In Paddington they’re selling doona covers decorated with Japanese writing. I guess no one’s told them it says: Don’t sleep with me, I’m a lousy fuck.
And so it goes.
Our legends shattered and born-again; mixed-up and lost on the highway at night. Fox spirits and dot-com cowboys. Caught in the beam of headlights, 15 seconds of glory-dazzle, before they join the great compost heap of information that keeps the planet spinning. And Lorraine from Newcastle phoning me to find out whether a nose job might help her sniff out a soulmate.
And so it goes.
The teacher tells the legal secretary and she tells whatever it is to the salesman, and he mentions it to the trainee shopping around for a consumer-friendly faith.

Teruko sings a verse of a hymn in Japanese.

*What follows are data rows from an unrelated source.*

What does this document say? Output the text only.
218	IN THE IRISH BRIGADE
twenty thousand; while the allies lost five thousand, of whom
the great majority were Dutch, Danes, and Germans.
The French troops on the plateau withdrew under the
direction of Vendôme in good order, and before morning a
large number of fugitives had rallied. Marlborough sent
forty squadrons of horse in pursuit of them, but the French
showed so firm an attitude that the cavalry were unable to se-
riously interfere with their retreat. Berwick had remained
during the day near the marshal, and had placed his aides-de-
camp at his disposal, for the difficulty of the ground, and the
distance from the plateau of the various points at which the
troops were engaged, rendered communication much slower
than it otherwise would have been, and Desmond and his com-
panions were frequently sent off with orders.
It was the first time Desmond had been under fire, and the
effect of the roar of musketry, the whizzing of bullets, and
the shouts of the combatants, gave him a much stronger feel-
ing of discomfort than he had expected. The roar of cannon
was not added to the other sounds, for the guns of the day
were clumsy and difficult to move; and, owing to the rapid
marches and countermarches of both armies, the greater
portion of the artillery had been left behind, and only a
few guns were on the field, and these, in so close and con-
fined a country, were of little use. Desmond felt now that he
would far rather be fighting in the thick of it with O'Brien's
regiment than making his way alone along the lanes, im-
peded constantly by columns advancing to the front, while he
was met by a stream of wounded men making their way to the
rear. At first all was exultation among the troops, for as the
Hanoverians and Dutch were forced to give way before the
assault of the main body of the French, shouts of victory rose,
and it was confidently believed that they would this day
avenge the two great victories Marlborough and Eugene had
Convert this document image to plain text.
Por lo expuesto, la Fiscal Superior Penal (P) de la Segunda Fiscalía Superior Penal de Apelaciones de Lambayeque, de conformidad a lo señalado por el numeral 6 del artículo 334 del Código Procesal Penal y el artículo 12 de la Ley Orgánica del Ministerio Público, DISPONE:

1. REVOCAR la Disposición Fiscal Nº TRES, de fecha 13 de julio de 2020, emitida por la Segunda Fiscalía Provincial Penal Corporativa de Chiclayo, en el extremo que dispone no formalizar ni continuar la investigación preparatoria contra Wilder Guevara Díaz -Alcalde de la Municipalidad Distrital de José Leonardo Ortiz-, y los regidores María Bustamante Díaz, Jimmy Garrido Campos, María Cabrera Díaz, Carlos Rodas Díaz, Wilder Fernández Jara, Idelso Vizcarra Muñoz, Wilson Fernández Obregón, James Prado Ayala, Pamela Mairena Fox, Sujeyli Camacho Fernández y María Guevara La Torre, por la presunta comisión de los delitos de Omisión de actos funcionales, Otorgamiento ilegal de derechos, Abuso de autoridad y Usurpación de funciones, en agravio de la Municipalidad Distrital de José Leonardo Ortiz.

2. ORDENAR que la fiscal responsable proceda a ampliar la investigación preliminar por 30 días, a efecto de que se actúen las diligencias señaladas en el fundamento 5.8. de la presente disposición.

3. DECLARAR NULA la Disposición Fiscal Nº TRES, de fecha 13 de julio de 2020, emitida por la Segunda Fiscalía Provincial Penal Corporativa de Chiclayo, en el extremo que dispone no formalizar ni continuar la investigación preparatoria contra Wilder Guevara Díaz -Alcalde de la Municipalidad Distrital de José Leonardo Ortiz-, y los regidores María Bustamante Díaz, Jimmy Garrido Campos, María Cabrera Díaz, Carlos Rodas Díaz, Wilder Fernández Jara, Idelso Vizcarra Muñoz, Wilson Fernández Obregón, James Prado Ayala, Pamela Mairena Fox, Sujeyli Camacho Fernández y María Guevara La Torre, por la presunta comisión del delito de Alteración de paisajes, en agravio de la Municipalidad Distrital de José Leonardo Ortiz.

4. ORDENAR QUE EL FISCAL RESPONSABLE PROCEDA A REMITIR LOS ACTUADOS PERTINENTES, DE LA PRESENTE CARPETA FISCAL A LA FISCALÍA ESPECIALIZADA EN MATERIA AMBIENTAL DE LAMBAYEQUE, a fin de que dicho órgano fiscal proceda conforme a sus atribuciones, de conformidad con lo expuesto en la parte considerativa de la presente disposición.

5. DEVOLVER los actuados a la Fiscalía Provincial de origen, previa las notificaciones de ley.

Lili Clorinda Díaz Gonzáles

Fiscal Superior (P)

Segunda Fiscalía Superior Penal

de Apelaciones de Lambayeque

And now here we are in Newtown. Me and Yatz. On a traffic-clogged squeeze of healers and dealers. Hey, what-d’you know? Religion’s not dead, it just smells funny. Sandalwood for anxiety; lavender to sooth; Eternity from Calvin Klein. And my own contribution: Melancholy. (Mimicking a sales assistant.) Have you tried Melancholy, madam? The essence of loneliness with a base note of despair.

Beat.

We’re dodging desperados and tone-deaf Hare Krishnas as daylight shrinks behind the silhouettes of buildings. We go into a bar. And while Yatz is getting our drinks, this superannuated flower-child tries to feel up my social conscience. Pushing some combination of environmental Armageddon and self-improvement through Weet-Bix.
I’m not interested. Piss off.
And does she? No. She edges her filthy rags closer and continues.
That’s it! I’ve had enough. I do what any self-respecting PI would do. I get out a deodorant spray and give her a good going over.
Listen lady, that’s Japanese for get lost. OK?
The barman rushes up, asks me what kind of stunt I’m trying to pull. Nothing, I say, and pull on my gloves.